Each room can fit up to about 20 people (though I’ve seen many more than that before!) and the main feature of the room is the large plasma screen on the wall displaying music videos with, of course, the lyrics at the bottom. You can choose which songs you want to play from the large database and luckily many English songs are there for those of us who can’t read Chinese characters!
The reason an evening at KTV is so fun is largely down to the Chinese’s apparent passion and love for singing their favourite tunes at the top of their voices in front of their nearest and dearest! But unlike the karaoke I know from back home, most of the Chinese can sing rather well!
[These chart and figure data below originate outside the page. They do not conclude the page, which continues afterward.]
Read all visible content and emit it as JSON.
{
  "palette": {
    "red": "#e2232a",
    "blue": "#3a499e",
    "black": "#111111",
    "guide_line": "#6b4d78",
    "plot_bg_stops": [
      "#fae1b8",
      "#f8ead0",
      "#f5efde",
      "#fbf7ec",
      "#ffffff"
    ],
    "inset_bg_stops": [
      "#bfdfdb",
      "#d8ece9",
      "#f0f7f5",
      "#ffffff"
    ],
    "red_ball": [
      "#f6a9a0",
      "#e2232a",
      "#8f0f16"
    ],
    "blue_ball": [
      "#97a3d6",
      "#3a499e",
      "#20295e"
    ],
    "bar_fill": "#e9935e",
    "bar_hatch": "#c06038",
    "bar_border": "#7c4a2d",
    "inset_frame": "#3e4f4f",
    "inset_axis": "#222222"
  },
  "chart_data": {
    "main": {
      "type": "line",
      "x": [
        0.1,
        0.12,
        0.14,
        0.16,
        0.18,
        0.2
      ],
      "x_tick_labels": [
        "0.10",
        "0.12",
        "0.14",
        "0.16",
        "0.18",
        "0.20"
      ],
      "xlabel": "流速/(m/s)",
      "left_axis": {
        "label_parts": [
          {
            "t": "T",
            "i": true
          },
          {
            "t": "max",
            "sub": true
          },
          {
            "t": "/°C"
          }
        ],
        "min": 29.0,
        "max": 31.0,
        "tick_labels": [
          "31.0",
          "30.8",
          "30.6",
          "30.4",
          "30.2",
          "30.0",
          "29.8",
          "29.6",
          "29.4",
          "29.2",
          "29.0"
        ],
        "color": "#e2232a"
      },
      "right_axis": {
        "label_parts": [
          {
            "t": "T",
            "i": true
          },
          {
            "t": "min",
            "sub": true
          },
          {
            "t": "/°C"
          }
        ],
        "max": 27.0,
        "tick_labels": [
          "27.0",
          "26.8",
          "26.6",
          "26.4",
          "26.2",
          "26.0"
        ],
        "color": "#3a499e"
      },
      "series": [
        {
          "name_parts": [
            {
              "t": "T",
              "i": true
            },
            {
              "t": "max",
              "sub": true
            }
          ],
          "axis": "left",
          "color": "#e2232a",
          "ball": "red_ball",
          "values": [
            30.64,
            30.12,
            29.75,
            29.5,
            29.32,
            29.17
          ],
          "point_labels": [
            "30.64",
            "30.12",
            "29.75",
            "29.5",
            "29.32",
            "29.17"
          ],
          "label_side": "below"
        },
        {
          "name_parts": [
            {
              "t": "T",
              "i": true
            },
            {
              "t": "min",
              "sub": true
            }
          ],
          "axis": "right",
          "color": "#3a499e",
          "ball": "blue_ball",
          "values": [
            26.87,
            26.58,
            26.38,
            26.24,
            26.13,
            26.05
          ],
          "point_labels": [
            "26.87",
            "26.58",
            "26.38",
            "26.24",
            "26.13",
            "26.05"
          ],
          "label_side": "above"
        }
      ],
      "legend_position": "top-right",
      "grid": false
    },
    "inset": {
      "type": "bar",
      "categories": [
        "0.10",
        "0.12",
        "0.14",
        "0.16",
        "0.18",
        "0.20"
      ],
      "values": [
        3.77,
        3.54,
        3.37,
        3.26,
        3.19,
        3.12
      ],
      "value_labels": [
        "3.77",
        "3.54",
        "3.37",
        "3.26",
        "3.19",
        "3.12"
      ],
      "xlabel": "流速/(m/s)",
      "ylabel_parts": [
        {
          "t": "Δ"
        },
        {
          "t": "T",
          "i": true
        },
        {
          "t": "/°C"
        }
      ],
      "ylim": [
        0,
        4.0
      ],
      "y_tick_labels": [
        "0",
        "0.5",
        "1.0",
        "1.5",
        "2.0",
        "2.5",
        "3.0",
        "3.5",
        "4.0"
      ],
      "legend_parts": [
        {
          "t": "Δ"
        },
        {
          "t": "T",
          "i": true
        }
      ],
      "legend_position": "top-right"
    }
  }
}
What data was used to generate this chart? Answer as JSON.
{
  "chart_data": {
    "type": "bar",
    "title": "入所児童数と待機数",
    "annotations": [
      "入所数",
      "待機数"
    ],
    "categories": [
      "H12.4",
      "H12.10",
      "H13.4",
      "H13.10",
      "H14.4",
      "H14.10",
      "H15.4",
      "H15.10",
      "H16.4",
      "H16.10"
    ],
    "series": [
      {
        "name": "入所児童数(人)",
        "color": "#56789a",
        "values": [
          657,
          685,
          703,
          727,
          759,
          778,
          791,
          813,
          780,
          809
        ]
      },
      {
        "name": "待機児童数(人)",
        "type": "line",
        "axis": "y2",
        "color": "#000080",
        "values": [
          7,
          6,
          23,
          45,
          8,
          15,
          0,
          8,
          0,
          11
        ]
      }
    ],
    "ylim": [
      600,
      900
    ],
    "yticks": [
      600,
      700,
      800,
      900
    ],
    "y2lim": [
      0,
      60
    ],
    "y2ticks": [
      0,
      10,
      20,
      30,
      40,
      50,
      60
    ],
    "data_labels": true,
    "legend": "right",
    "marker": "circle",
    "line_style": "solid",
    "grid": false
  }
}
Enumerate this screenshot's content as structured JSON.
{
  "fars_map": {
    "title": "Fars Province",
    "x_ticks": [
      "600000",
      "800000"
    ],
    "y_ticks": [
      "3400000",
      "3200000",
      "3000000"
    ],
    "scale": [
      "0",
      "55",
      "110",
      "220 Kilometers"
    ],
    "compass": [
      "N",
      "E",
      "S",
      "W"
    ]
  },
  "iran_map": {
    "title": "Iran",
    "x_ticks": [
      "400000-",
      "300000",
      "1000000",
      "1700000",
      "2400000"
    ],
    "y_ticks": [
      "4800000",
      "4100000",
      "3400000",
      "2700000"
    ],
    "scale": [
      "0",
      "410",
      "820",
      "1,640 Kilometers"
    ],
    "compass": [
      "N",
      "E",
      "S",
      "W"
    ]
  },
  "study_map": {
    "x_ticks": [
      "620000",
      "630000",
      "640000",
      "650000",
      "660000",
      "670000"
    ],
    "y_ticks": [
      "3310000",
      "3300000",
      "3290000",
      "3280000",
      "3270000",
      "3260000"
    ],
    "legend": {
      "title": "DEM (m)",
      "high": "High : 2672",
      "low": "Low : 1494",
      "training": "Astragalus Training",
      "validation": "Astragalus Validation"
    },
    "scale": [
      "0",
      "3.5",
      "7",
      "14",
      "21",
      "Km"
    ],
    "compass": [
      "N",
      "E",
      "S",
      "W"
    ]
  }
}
In tune at least.
Waitresses will come in and serve beers, snacks, baijiu (Chinese spirits) and fruit and it kind of feels like your own personal nightclub. I had this particular feeling on one occasion when the students I was with (after a long night of singing) decided to turn off the normal lighting, introduce some strobes and put on trance music! The whole place suddenly went from having a relaxed sing-a-long atmosphere into a full-out hardcore rave! To this day it remains one of my favourite moments of my time here teaching English in China. Spontaneous moments often are the best ones, right?
The really beautiful thing about KTV (and teaching English in China in general) is how students and teachers can enjoy moments like this together. It certainly makes the next days lessons a lot more interesting!